My Grandpa Jim was filled with blarney.  His only claim to being Irish was from his mother, who was a Foley, but I know he never thought of himself as Irish. He came from Montreal, and short as he was, played on a hockey team.   After I learned to ice skate while we lived in Connecticut, he wrote me and said we would skate together when I came back home.  It never happened.    He wore a wool cap and large horn-rimmed glasses, and always seemed a small, grey personage who drifted in and out of my life.  He lived alone after my Grandma Nellie divorced him, which we’ll talk about later.  He played cribbage, and was an expert.  I finally beat him though, but I was nearly 40 years old before it happened, and I think he was having a bad day.  When he died in Grants Pass Oregon, while living with my parents,he was buried in the family plot, but my Grandma would not allow him to be put anywhere near her, so he is in one corner at the bottom, and she eventually was laid out in the farthest corner at the top of the plot.  I don’t think he had a very happy life, and I miss him.   Lift a passing glass.  Slange!

I’m feeling generous today, so I think I will pass along the recipe for my aforementioned Irish Soda Bread. 

   Soak 1 cup golden raisins in 1/2 cup Irish Whiskey (water if you must.)

Mis together 2 cups flour,  3 Tbs. sugar, 1 tsp baking soda, 3/4 tsp salt

Cut in 4 Tbs cold butter until it looks like coarse crumbs.  Drain and stir in the raisins.   

Stir in 3/4 cup plus 1 Tbs. buttermilk.  Stir just until barely together, then gently knead 5-6 times.   Try not to add additional flour.  It will be sticky. 

Put on parchment covered baking sheet.  Crisscross loaf with sharp klnife or razor .  Bake 30 min at 375.  Cool on cloth covered rack and cover with cloth to keep it soft.

Author: kaytisweetlandrasmussen83

I am a retired fine arts teacher, sculptor/painter, writer, and a native Californian. I love my family,dogs, horses, movies, reading and music, probably in that order. I have been married forever to a very nice man who is nice to old ladies, dogs and children.

4 thoughts on “Things Remembered and Things Lost”

  1. Such fun Kayti..sounds as though you have a large family..sooo many to love and cherish and also “contend” with..hahah. All the personalities. That’s the joy of it really huh? I love the “Mr.Advice” sooo special and true.!
    You are painting a picture with your story vivid.


  2. Kayti, I’m so happy to see you blogging! How fun! I love it!

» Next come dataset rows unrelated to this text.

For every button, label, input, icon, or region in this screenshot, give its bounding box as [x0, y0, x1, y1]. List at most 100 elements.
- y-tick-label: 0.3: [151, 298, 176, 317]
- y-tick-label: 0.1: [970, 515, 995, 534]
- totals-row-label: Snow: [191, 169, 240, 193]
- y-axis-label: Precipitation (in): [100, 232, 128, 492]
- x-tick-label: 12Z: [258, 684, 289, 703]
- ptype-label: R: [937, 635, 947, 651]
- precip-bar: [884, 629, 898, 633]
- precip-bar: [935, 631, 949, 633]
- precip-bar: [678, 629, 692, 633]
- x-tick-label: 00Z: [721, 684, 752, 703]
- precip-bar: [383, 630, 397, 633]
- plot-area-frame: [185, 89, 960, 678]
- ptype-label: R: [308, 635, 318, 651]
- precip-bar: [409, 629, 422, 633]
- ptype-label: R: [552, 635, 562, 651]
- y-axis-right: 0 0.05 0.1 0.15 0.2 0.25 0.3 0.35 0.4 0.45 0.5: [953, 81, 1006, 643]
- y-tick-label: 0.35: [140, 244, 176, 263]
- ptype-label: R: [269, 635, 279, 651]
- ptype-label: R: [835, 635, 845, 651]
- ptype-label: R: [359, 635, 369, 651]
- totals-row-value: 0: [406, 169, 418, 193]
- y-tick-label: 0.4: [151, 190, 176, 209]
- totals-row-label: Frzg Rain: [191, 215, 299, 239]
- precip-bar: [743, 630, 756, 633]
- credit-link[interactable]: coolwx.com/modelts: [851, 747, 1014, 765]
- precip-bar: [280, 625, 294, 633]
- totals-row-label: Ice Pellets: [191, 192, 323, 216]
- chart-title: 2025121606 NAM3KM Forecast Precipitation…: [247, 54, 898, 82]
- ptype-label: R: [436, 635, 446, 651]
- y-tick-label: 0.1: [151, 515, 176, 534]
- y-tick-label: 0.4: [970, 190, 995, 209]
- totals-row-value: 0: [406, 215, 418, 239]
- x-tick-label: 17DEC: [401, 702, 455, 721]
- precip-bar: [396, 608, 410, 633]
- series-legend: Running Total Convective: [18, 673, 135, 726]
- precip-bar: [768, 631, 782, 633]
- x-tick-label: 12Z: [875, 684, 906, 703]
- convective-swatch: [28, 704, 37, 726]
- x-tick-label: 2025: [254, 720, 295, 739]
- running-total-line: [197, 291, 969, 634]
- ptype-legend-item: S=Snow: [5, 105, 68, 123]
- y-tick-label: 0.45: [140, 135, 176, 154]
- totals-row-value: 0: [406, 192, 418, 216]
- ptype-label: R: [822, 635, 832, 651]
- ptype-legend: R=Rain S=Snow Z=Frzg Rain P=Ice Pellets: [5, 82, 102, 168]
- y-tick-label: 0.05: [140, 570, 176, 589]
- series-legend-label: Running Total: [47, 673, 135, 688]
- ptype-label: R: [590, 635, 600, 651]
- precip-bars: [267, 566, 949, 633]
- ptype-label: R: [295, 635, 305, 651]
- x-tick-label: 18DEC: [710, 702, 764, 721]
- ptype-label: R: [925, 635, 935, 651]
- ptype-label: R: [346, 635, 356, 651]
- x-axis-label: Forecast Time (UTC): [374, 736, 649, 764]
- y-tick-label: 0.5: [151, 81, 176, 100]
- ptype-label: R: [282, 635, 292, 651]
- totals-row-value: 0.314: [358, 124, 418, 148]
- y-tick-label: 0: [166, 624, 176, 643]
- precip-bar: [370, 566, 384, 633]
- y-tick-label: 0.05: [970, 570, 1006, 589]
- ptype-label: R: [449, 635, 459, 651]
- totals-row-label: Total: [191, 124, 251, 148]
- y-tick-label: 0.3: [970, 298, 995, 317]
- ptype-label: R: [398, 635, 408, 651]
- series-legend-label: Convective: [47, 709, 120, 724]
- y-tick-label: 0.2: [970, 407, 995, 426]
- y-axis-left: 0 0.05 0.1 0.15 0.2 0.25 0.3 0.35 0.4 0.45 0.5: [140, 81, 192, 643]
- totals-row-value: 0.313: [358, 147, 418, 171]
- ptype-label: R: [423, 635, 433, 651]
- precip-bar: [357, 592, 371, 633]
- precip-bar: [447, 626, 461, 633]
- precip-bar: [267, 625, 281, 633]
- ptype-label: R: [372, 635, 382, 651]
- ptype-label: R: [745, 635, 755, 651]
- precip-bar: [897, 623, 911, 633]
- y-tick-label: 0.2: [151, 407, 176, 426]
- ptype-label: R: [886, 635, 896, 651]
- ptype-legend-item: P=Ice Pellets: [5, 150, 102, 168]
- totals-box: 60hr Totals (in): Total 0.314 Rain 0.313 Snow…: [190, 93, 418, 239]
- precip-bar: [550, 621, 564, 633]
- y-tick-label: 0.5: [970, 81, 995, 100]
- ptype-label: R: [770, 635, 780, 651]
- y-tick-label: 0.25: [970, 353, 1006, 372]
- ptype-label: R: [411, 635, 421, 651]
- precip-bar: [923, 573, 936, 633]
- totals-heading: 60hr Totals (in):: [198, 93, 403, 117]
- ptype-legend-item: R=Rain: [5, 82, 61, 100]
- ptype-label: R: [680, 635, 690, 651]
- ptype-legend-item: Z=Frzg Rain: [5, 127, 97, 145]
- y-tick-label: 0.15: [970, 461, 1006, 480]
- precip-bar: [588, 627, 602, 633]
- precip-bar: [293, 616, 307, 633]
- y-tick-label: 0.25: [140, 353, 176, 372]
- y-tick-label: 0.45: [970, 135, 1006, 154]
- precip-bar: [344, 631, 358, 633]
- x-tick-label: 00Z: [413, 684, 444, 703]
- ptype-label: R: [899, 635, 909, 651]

Thank you so much for the stories, and for the recipe for Irish Soda Bread. (I think you’d just have to use Whiskey, don’t you agree? I mean, it’s not Irish if there isn’t Whiskey or beer in it, is it?) don’t think I’ve ever had any, but I’d like to make this. It doesn’t sound too difficult with lots of kneading and knocking yourself out.

    Now I’m going to have to look up Irish leopards. I haven’t heard about them. Where have I been? Under a rock? 🙂


  3. Found it. Things are findable if one checks our all the corners. Something to do with casting off blinders? taking advantage of peripheral vision?

    Curious to see how Lory’s recipe differs from the posted “famous” one. Certainly no difference exists if using whiskey or not separates the two. Or is the difference which kind of whiskey/brand is used?